El presidente de OpenAI dice que la IA está en una burbuja como la era de las punto com

El presidente de la junta directiva de OpenAI (Bret Taylor) reconoció que la industria de la inteligencia artificial está experimentando una burbuja similar a la de la era PUNOT COM, pero expresó optimismo sobre su potencial transformador, según una reciente entrevista con The Verge.

Taylor, quien también es director ejecutivo de la startup de agentes de IA Sierra, hizo eco de los comentarios del CEO de OpenAI (Sam Altman) quien previamente advirtió que “alguien va a perder una cantidad fenomenal de dinero en IA”.

En la entrevista, Taylor declaró: “Creo que es cierto tanto que la IA transformará la economía—y creo que lo hará—como que, al igual que internet, generará enormes cantidades de valor económico en el futuro. También pienso que estamos en una burbuja y mucha gente perderá mucho dinero”.

Esta admisión surge en un momento en el que la inversión en IA alcanza niveles sin precedentes, con financiación de capital de riesgo llegando a los 91 mil millones de dólares solo en el segundo trimestre de 2025.

La propia OpenAI, según se informa, está buscando recaudar fondos con una valoración de 150 mil millones de dólares, casi el doble de su anterior valoración de 86 mil millones de dólares a principios de este año.

Paralelismos con la burbuja de era punto com

Taylor comparó específicamente el panorama actual de la inteligencia artificial con la burbuja puntocom de finales de la década de 1990, argumentando que el precedente histórico demuestra que las burbujas tecnológicas pueden coexistir con la innovación genuina.

“Toda la gente en 1999 tenía algo de razón”, señaló, refiriéndose a la era puntocom que vio nacer compañías como Amazon y Google a pesar de numerosos fracasos.

Según un informe de Business Insider, Taylor reconoció que hay “aceite de serpiente” en el mercado actual de la IA, pero enfatizó que también se está creando “un valor muy real”.

Argumentó que las burbujas suelen acompañar grandes cambios tecnológicos y pueden fomentar la experimentación que lleva a la creación de empresas duraderas.

El auge de la inversión en inteligencia artificial genera preocupaciones sobre la sostenibilidad

La fiebre de gasto en IA es evidente en múltiples sectores. Las principales empresas tecnológicas están invirtiendo cantidades récord en infraestructura de IA y se espera que Amazon, Microsoft, Alphabet y Meta gasten en conjunto $300 mil millones en gastos de capital en 2025.

Solo el gasto en construcción de centros de datos en EE. UU. alcanzó un récord de $40 mil millones en junio.

Sin embargo, crecen las preocupaciones sobre la sostenibilidad de estas inversiones.

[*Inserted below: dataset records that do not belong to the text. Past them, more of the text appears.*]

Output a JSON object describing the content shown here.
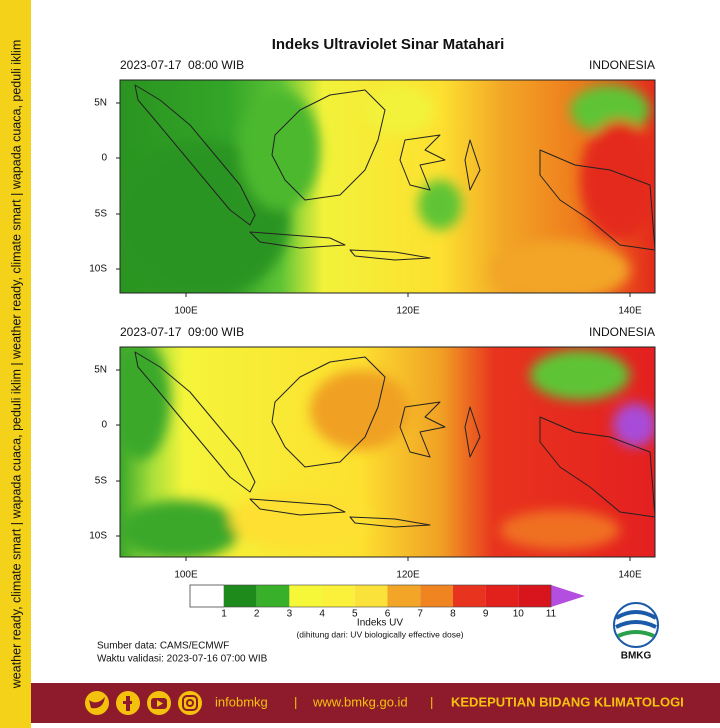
{
  "title": "Indeks Ultraviolet Sinar Matahari",
  "side_banner": "weather ready, climate smart | wapada cuaca, peduli iklim | weather ready, climate smart | wapada cuaca, peduli iklim",
  "panels": [
    {
      "datetime": "2023-07-17  08:00 WIB",
      "region": "INDONESIA"
    },
    {
      "datetime": "2023-07-17  09:00 WIB",
      "region": "INDONESIA"
    }
  ],
  "lat_labels": [
    "5N",
    "0",
    "5S",
    "10S"
  ],
  "lon_labels": [
    "100E",
    "120E",
    "140E"
  ],
  "colorbar": {
    "ticks": [
      1,
      2,
      3,
      4,
      5,
      6,
      7,
      8,
      9,
      10,
      11
    ],
    "label": "Indeks UV",
    "note": "(dihitung dari: UV biologically effective dose)"
  },
  "source": "Sumber data: CAMS/ECMWF",
  "validity": "Waktu validasi: 2023-07-16 07:00 WIB",
  "logo": "BMKG",
  "footer": {
    "handle": "infobmkg",
    "separator": "|",
    "website": "www.bmkg.go.id",
    "department": "KEDEPUTIAN BIDANG KLIMATOLOGI"
  }
}
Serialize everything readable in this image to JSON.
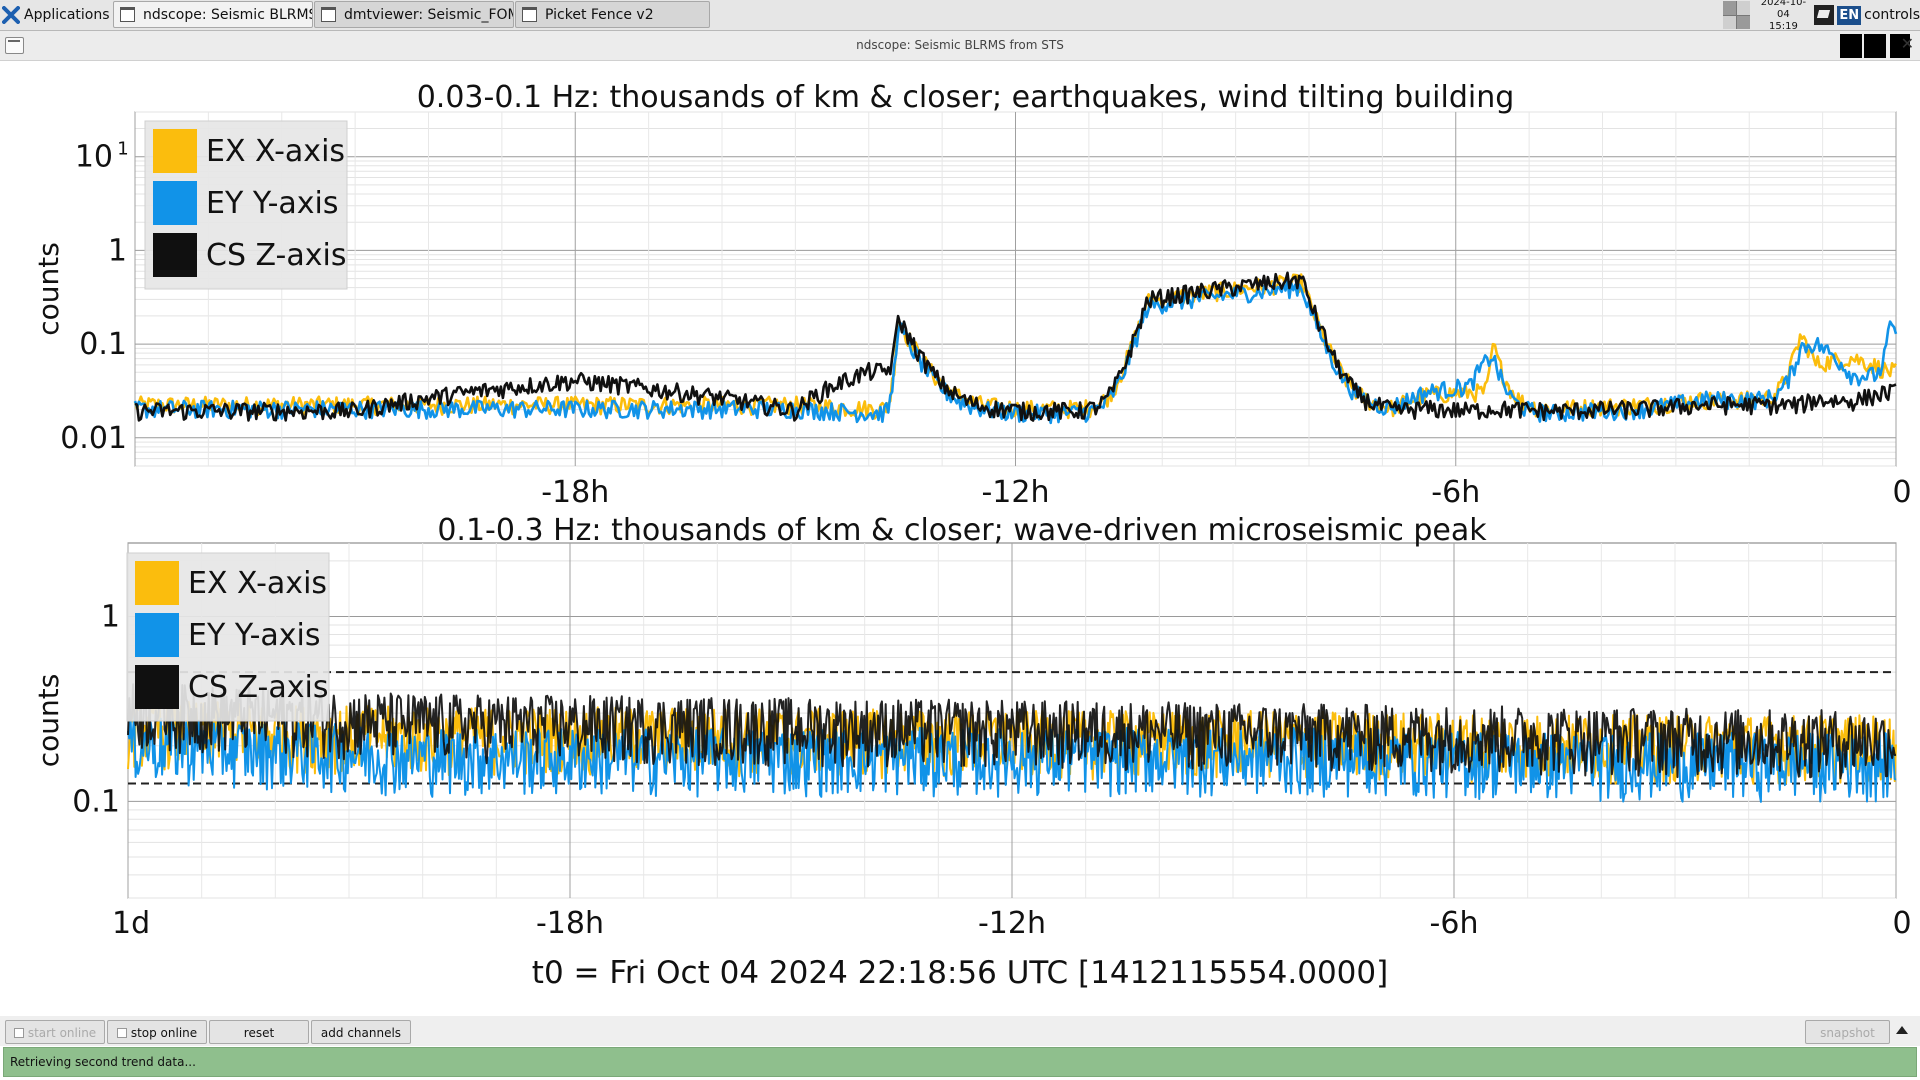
{
  "taskbar": {
    "apps_label": "Applications",
    "tasks": [
      {
        "label": "ndscope: Seismic BLRMS f..."
      },
      {
        "label": "dmtviewer: Seismic_FOM_..."
      },
      {
        "label": "Picket Fence v2"
      }
    ],
    "clock_date": "2024-10-04",
    "clock_time": "15:19",
    "keyboard": "EN",
    "user": "controls"
  },
  "window": {
    "title": "ndscope: Seismic BLRMS from STS"
  },
  "plots": {
    "x_ticks": [
      "1d",
      "-18h",
      "-12h",
      "-6h",
      "0"
    ],
    "t0_label": "t0 = Fri Oct 04 2024 22:18:56 UTC [1412115554.0000]",
    "colors": {
      "ex": "#fbbd0d",
      "ey": "#1193e8",
      "cs": "#101010"
    }
  },
  "chart_data": [
    {
      "type": "line",
      "title": "0.03-0.1 Hz: thousands of km & closer; earthquakes, wind tilting building",
      "ylabel": "counts",
      "yscale": "log",
      "ylim": [
        0.005,
        30
      ],
      "y_ticks": [
        {
          "value": 10,
          "label": "10"
        },
        {
          "value": 1,
          "label": "1"
        },
        {
          "value": 0.1,
          "label": "0.1"
        },
        {
          "value": 0.01,
          "label": "0.01"
        }
      ],
      "x_ticks": [
        -18,
        -12,
        -6,
        0
      ],
      "xlim": [
        -24,
        0
      ],
      "legend": "top-left",
      "series": [
        {
          "name": "EX X-axis",
          "color": "#fbbd0d",
          "baseline": 0.022,
          "x": [
            -24,
            -21,
            -18,
            -15,
            -14,
            -13.6,
            -12,
            -10.2,
            -8.1,
            -6.9,
            -6.4,
            -5.8,
            -5.5,
            -4.7,
            -3.4,
            -2.6,
            -1.3,
            -1.1,
            -0.6,
            -0.1
          ],
          "values": [
            0.022,
            0.022,
            0.022,
            0.022,
            0.02,
            0.18,
            0.02,
            0.28,
            0.45,
            0.02,
            0.028,
            0.03,
            0.1,
            0.02,
            0.022,
            0.025,
            0.12,
            0.06,
            0.07,
            0.05
          ]
        },
        {
          "name": "EY Y-axis",
          "color": "#1193e8",
          "baseline": 0.02,
          "x": [
            -24,
            -21,
            -18,
            -15,
            -14,
            -13.6,
            -12,
            -10.2,
            -8.1,
            -6.9,
            -6.4,
            -5.8,
            -5.5,
            -4.7,
            -3.4,
            -2.6,
            -1.3,
            -1.1,
            -0.6,
            -0.1
          ],
          "values": [
            0.02,
            0.02,
            0.02,
            0.02,
            0.018,
            0.16,
            0.018,
            0.25,
            0.4,
            0.02,
            0.03,
            0.035,
            0.075,
            0.018,
            0.02,
            0.025,
            0.09,
            0.1,
            0.045,
            0.14
          ]
        },
        {
          "name": "CS Z-axis",
          "color": "#101010",
          "baseline": 0.019,
          "x": [
            -24,
            -21,
            -18,
            -15,
            -14,
            -13.6,
            -12,
            -10.2,
            -8.1,
            -6.9,
            -6.4,
            -5.8,
            -5.5,
            -4.7,
            -3.4,
            -2.6,
            -1.3,
            -1.1,
            -0.6,
            -0.1
          ],
          "values": [
            0.019,
            0.019,
            0.04,
            0.019,
            0.05,
            0.19,
            0.019,
            0.29,
            0.48,
            0.019,
            0.02,
            0.019,
            0.02,
            0.019,
            0.02,
            0.022,
            0.022,
            0.025,
            0.024,
            0.03
          ]
        }
      ]
    },
    {
      "type": "line",
      "title": "0.1-0.3 Hz: thousands of km & closer; wave-driven microseismic peak",
      "ylabel": "counts",
      "yscale": "log",
      "ylim": [
        0.03,
        2.5
      ],
      "y_ticks": [
        {
          "value": 1,
          "label": "1"
        },
        {
          "value": 0.1,
          "label": "0.1"
        }
      ],
      "x_ticks": [
        -24,
        -18,
        -12,
        -6,
        0
      ],
      "xlim": [
        -24,
        0
      ],
      "legend": "top-left",
      "threshold_lines": [
        0.5,
        0.125
      ],
      "series": [
        {
          "name": "EX X-axis",
          "color": "#fbbd0d",
          "x": [
            -24,
            -20,
            -16,
            -12,
            -8,
            -4,
            0
          ],
          "values": [
            0.24,
            0.22,
            0.22,
            0.21,
            0.21,
            0.2,
            0.2
          ]
        },
        {
          "name": "EY Y-axis",
          "color": "#1193e8",
          "x": [
            -24,
            -20,
            -16,
            -12,
            -8,
            -4,
            0
          ],
          "values": [
            0.2,
            0.17,
            0.17,
            0.17,
            0.17,
            0.16,
            0.16
          ]
        },
        {
          "name": "CS Z-axis",
          "color": "#101010",
          "x": [
            -24,
            -20,
            -16,
            -12,
            -8,
            -4,
            0
          ],
          "values": [
            0.3,
            0.26,
            0.25,
            0.24,
            0.23,
            0.22,
            0.21
          ]
        }
      ]
    }
  ],
  "buttons": {
    "start_online": "start online",
    "stop_online": "stop online",
    "reset": "reset",
    "add_channels": "add channels",
    "snapshot": "snapshot"
  },
  "status": "Retrieving second trend data..."
}
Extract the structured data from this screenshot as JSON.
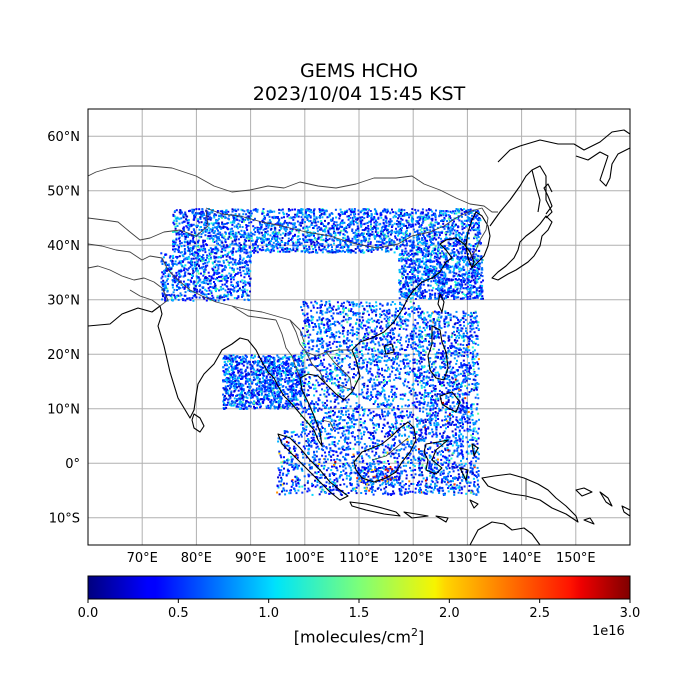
{
  "title": {
    "line1": "GEMS HCHO",
    "line2": "2023/10/04 15:45 KST"
  },
  "map": {
    "lon_range": [
      60,
      160
    ],
    "lat_range": [
      -15,
      65
    ],
    "lon_ticks": [
      70,
      80,
      90,
      100,
      110,
      120,
      130,
      140,
      150
    ],
    "lon_tick_labels": [
      "70°E",
      "80°E",
      "90°E",
      "100°E",
      "110°E",
      "120°E",
      "130°E",
      "140°E",
      "150°E"
    ],
    "lat_ticks": [
      60,
      50,
      40,
      30,
      20,
      10,
      0,
      -10
    ],
    "lat_tick_labels": [
      "60°N",
      "50°N",
      "40°N",
      "30°N",
      "20°N",
      "10°N",
      "0°",
      "10°S"
    ],
    "grid": true,
    "colors": {
      "coastline": "#000000",
      "borders": "#404040",
      "grid": "#b0b0b0"
    }
  },
  "colorbar": {
    "colormap": "jet",
    "range": [
      0.0,
      3.0
    ],
    "tick_values": [
      0.0,
      0.5,
      1.0,
      1.5,
      2.0,
      2.5,
      3.0
    ],
    "tick_labels": [
      "0.0",
      "0.5",
      "1.0",
      "1.5",
      "2.0",
      "2.5",
      "3.0"
    ],
    "label_main": "[molecules/cm",
    "label_sup": "2",
    "label_end": "]",
    "exponent": "1e16"
  }
}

Un estudio del MIT encontró que el 95% de los proyectos corporativos de IA generativa no han logrado generar retornos financieros significativos, a pesar de las inversiones de miles de millones.

La propia OpenAI proyecta perder $5 mil millones este año, mientras persigue ambiciosos objetivos de ingresos de $100 mil millones para 2029.

La apuesta multimillonaria de Sierra por los agentes de IA

La confianza de Taylor en el futuro de la IA está respaldada por el éxito de su propia startup.

Sierra, que desarrolla agentes de inteligencia artificial para atención al cliente, recaudó recientemente 350 millones de dólares con una valoración de 10 mil millones en septiembre, más que duplicando su valoración anterior.

La empresa afirma atender a “cientos de clientes”, incluyendo grandes marcas como SoFi, Ramp y Brex.

Taylor predijo que los agentes de IA podrían automatizar trabajos completos y crear “oportunidades de billones de dólares” en modelos de software como servicio.

La plataforma de Sierra ayuda a las empresas a construir agentes de IA capaces de gestionar tareas complejas de servicio al cliente, representando lo que Taylor considera el futuro de las interfaces digitales de negocios.

A pesar de reconocer los riesgos de burbuja, Taylor sigue siendo optimista sobre las perspectivas a largo plazo de la IA, argumentando que el actual auge de inversión está acelerando el progreso en áreas como los sistemas autónomos de IA.

Su perspectiva refleja un sentimiento más amplio en Silicon Valley de que, aunque puedan ocurrir correcciones de mercado a corto plazo, la tecnología subyacente transformará fundamentalmente la economía.